9. Traceroute Considerations

When a source host in a LISP site initiates a traceroute to a destination host in another LISP site, it is highly desirable for it to see the entire path. Since packets are encapsulated from the ITR to the ETR, the hop across the tunnel could be viewed as a single hop. However, LISP traceroute will provide the entire path so the user can see 3 distinct segments of the path from a source LISP host to a destination LISP host:

Segment 1 (in source LISP site based on EIDs):

source host ---> first hop ... next hop ---> ITR

Segment 2 (in the core network based on RLOCs):

ITR ---> next hop ... next hop ---> ETR

Segment 3 (in the destination LISP site based on EIDs):

ETR ---> next hop ... last hop ---> destination host

For segment 1 of the path, ICMP Time Exceeded messages are returned in the normal manner as they are today. The ITR performs a TTL decrement and tests for 0 before encapsulating. Therefore, the ITR's hop is seen by the traceroute source as having an EID address (the address of the site-facing interface).

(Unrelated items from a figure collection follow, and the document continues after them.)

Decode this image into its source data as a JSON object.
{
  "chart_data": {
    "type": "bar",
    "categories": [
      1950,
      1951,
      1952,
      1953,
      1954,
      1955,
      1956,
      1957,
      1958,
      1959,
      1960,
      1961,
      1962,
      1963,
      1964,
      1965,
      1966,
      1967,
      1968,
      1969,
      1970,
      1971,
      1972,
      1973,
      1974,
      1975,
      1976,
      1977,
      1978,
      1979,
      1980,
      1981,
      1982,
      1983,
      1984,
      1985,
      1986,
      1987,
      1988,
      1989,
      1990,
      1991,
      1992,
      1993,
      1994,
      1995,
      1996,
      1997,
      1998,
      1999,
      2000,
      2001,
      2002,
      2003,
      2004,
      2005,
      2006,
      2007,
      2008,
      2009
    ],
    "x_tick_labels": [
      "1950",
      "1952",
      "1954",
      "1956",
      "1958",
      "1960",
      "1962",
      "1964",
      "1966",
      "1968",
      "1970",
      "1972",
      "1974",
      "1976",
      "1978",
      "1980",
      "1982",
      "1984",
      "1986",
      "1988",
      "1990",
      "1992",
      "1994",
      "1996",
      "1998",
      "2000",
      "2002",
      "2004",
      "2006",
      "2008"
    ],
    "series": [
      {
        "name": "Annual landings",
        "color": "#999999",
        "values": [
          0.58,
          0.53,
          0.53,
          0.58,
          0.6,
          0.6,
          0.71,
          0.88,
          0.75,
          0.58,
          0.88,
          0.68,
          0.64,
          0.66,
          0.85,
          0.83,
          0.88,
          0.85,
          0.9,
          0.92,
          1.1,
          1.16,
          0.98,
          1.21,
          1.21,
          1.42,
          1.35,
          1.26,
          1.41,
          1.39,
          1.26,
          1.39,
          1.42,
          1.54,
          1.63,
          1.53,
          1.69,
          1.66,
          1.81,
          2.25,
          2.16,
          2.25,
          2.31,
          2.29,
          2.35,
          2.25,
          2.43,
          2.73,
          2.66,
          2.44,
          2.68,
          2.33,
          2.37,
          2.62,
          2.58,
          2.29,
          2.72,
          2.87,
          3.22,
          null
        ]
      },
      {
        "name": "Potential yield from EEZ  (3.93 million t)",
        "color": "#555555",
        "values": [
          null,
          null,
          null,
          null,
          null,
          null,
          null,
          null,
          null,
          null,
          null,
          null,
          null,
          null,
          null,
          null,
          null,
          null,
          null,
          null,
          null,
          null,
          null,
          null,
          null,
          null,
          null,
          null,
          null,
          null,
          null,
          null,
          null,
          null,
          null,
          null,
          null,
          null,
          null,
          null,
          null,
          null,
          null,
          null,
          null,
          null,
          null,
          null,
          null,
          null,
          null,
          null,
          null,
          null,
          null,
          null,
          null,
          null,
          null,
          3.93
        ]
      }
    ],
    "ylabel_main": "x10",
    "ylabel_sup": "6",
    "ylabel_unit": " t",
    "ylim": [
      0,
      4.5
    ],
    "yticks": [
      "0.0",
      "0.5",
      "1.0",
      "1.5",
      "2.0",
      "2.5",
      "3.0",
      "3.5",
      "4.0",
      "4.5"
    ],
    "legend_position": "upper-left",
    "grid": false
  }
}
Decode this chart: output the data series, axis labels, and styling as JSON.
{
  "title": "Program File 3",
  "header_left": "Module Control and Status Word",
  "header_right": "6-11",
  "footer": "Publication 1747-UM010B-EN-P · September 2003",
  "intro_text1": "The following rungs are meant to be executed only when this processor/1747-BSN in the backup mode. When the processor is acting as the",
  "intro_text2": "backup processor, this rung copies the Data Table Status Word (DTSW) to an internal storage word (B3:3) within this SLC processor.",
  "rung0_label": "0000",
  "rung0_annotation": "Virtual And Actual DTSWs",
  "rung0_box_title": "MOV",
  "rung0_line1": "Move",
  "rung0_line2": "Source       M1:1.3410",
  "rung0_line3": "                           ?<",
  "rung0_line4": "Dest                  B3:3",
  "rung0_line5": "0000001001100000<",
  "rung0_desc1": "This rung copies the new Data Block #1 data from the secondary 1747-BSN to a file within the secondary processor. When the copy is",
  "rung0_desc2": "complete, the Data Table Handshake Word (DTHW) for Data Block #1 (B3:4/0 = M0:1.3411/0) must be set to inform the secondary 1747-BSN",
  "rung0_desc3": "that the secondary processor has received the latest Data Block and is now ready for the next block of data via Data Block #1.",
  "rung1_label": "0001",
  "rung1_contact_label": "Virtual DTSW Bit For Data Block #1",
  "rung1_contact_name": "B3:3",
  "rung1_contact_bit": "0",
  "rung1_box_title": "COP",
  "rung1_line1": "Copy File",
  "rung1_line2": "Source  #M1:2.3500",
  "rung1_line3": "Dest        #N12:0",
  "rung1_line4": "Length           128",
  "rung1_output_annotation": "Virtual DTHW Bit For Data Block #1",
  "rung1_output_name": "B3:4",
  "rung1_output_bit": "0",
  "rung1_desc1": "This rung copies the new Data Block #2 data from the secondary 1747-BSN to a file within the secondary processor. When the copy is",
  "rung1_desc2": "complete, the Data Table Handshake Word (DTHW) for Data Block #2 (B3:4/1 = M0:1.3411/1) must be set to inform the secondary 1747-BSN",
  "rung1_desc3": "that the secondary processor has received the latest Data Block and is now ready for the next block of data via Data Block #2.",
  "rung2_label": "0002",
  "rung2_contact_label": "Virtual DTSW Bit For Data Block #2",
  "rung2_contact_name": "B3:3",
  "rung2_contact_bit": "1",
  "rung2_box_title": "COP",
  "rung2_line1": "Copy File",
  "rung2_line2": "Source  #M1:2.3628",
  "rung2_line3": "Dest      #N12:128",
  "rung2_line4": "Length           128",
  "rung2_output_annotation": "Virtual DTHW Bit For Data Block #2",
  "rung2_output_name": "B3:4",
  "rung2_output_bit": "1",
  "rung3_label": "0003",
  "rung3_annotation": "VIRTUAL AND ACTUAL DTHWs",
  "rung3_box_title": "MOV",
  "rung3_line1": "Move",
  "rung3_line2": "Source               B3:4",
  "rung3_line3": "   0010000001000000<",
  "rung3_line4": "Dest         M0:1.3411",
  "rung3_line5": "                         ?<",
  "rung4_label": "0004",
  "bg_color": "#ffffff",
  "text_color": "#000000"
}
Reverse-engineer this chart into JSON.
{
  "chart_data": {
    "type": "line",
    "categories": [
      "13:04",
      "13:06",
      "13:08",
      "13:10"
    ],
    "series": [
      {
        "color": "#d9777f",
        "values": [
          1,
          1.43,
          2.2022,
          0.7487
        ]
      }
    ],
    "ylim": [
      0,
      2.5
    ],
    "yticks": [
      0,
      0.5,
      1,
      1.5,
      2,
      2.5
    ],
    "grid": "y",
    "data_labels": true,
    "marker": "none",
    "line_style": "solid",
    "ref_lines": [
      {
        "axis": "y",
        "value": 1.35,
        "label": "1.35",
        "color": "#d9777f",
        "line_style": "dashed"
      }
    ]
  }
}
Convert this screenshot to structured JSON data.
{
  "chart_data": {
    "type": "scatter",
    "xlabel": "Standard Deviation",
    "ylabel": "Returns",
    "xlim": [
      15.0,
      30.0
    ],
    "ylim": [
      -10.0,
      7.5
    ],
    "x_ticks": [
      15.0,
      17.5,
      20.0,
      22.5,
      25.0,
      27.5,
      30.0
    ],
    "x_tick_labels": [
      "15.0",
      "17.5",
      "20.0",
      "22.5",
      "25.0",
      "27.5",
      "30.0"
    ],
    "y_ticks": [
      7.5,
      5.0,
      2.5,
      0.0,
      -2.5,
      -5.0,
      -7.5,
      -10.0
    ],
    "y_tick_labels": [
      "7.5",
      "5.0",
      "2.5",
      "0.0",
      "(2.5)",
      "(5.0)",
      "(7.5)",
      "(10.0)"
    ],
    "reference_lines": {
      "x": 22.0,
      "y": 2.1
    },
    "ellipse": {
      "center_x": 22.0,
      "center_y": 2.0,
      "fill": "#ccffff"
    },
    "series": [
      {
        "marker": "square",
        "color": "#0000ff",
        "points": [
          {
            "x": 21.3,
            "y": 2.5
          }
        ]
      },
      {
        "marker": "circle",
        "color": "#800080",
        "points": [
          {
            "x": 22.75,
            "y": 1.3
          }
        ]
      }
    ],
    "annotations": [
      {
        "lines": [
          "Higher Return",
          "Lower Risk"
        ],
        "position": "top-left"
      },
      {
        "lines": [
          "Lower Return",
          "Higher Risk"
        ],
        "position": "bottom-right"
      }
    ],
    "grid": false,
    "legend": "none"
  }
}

For segment 2 of the path, ICMP Time Exceeded messages are returned to the ITR because the TTL decrement to 0 is done on the outer header, so the destinations of the ICMP messages are the ITR RLOC address and the source RLOC address of the encapsulated traceroute packet. The ITR looks inside of the ICMP payload to inspect the traceroute source so it can return the ICMP message to the address of the traceroute client and also retain the core router IP address in the ICMP message. This is so the traceroute client can display the core router address (the RLOC address) in the traceroute output. The ETR returns its RLOC address and responds to the TTL decrement to 0, as the previous core routers did.

For segment 3, the next-hop router downstream from the ETR will be decrementing the TTL for the packet that was encapsulated, sent into the core, decapsulated by the ETR, and forwarded because it isn't the final destination. If the TTL is decremented to 0, any router on the path to the destination of the traceroute, including the next-hop router or destination, will send an ICMP Time Exceeded message to the source EID of the traceroute client. The ICMP message will be encapsulated by the local ITR and sent back to the ETR in the originated traceroute source site, where the packet will be delivered to the host.